Er zit iets in hun ogen
wat de wereld niet meer ziet,
de oude mensen, als herstellenden
wier voeten nog niet sterk genoeg zijn
hun voorhoofd bleek als na hoge koorts.
 
De oude mensen
die langzaam weer zichzelf worden
en langzaam oplossen,
als een nevel, ongemerkt gaan ze over
in slaap
en licht.
 
 

Rolf Jacobsen (1907-1994)
vertaling Amy van Marken

uit: De stilte achter mijn voet (1994)
uitgever: Holmsterland/SKF

____

Dit gedicht wordt door Ellen Deckwitz besproken in haar boek Olijven moet je leren lezen (2016). Ze zegt hierover o.a. “In dit gedicht is de bejaarde niet langer het hulpvretende type dat wij er in onze samenleving zo graag van maken, nee: bejaarden ‘hebben genoeg aan zichzelf’. Het zijn mensen die vanwege hun ouderdom niet meer vervelend worden gevonden, maar prettig.

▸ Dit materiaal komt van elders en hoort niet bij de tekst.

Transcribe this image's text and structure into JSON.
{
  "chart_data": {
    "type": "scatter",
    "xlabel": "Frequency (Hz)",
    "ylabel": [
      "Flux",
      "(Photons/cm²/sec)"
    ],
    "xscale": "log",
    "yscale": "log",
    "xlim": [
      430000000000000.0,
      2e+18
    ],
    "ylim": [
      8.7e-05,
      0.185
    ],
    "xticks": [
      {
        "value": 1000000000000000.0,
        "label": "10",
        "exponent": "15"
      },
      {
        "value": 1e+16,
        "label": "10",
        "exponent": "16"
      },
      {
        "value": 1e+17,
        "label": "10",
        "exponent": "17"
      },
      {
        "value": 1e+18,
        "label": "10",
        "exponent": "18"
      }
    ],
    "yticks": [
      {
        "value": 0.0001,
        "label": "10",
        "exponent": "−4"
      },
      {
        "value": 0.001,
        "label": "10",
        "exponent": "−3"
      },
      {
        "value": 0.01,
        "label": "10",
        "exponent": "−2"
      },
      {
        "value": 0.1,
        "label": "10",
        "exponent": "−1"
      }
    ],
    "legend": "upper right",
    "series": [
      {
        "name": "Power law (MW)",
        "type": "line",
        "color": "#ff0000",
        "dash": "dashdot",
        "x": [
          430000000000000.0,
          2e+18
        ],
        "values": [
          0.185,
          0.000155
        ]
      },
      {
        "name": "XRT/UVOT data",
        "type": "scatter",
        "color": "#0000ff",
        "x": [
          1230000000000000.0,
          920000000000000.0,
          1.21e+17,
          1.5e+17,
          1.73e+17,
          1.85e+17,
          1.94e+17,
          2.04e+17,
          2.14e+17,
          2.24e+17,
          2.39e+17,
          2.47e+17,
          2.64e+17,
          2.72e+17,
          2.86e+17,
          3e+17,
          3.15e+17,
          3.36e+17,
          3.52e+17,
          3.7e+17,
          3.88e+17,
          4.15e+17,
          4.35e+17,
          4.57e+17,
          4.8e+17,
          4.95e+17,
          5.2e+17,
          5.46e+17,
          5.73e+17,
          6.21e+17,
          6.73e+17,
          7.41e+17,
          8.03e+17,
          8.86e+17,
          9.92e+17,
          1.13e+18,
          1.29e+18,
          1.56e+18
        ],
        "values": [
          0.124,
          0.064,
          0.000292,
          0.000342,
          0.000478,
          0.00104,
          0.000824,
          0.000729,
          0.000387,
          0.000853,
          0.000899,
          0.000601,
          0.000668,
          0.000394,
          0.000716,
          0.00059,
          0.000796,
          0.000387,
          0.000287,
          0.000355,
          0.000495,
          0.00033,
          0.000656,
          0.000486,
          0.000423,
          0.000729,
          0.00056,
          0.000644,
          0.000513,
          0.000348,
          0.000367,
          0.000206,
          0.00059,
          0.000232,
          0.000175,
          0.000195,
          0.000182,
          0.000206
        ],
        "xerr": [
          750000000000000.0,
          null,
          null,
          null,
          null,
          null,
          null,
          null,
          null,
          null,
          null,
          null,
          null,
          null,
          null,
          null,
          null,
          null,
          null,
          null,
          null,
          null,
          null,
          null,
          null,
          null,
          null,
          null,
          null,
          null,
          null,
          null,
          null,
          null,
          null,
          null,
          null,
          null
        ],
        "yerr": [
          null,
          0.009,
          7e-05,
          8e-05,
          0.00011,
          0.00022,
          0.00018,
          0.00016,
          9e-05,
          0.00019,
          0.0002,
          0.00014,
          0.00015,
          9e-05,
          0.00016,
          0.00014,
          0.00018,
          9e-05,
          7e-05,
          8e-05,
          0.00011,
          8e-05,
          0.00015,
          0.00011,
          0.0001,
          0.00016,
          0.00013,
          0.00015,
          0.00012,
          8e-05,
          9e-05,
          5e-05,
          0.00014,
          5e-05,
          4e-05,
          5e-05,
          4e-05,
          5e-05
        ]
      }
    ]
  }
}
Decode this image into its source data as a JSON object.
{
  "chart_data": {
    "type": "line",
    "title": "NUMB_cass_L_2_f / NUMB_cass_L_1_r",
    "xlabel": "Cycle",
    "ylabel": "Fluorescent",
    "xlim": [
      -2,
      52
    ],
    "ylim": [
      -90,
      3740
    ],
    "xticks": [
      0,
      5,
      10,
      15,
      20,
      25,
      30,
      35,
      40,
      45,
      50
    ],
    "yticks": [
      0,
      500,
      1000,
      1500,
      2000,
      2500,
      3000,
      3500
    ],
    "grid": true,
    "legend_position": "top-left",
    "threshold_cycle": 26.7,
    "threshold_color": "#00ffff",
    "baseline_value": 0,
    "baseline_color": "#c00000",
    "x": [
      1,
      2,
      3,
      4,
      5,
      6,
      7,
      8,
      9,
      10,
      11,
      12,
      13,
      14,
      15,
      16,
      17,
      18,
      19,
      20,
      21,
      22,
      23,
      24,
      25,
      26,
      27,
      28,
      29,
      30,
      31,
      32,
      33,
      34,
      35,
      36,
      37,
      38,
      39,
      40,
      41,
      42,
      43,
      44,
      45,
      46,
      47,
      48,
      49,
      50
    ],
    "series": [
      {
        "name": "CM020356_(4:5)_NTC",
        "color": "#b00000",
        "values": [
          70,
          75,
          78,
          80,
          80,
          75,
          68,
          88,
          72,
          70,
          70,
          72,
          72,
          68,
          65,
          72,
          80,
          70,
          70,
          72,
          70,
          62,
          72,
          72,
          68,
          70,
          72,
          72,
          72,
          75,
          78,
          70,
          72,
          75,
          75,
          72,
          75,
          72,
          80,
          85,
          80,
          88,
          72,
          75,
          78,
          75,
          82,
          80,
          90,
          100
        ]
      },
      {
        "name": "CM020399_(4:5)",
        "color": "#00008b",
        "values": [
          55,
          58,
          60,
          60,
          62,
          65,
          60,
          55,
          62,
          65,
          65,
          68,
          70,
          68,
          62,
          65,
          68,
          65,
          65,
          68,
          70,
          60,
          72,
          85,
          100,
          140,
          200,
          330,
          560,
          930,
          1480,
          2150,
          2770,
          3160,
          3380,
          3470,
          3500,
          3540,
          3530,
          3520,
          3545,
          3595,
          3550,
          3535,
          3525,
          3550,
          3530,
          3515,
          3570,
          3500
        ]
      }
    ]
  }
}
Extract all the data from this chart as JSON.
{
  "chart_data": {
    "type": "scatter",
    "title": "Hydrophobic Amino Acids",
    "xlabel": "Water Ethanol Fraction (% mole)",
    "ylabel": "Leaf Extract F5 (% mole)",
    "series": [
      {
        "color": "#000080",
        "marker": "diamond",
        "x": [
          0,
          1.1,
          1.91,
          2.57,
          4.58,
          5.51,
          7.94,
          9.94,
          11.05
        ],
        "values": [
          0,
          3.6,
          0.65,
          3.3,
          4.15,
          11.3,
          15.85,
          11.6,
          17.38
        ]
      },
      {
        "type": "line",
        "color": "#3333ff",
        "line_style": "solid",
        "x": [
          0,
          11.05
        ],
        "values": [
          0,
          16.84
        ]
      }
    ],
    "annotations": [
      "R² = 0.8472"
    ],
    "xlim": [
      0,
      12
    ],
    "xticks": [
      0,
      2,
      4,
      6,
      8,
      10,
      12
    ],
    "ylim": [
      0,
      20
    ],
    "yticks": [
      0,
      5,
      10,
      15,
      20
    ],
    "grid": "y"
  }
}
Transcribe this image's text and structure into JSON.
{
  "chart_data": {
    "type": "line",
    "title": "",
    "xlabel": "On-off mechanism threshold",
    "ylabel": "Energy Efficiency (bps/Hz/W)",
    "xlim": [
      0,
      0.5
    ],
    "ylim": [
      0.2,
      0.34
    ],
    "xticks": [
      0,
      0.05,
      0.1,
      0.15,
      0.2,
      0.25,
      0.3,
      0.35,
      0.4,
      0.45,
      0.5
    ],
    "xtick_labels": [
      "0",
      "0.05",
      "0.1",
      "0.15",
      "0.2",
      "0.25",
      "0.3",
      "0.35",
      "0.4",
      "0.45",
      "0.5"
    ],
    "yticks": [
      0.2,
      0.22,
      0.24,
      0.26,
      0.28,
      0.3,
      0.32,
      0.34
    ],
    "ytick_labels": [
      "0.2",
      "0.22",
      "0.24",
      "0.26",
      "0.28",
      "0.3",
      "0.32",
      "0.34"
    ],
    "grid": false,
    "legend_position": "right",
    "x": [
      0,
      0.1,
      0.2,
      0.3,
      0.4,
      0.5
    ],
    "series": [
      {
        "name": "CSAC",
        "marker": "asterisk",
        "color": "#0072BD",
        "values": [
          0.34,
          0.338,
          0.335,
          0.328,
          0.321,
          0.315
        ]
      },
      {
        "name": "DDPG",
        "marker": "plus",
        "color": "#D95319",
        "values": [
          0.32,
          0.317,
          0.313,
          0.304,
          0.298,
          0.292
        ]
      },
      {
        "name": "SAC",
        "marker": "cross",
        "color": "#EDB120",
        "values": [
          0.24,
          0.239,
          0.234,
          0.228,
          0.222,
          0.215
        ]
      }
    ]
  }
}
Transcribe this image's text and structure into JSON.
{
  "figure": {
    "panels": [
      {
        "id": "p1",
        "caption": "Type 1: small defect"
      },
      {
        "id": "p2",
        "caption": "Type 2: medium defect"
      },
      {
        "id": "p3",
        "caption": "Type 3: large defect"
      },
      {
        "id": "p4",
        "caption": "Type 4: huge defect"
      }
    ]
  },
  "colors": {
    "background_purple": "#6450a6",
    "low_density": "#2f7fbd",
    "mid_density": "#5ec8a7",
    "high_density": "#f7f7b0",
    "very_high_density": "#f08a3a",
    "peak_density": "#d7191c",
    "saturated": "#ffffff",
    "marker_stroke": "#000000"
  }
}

Zo schrijft Jacobsen: ‘Ik houd veel van vissers langs grote rivieren / en bejaarden en zij die na een lang ziekbed / weer naar buiten gaan’. De bejaarde is niet meer iemand in een afgetakeld lijf. Hij is herstellende. Door deze vergelijking wordt het leven juist een ‘lang ziekbed’, en kan je de dood zien als een genezing.”

Reacties zijn gesloten.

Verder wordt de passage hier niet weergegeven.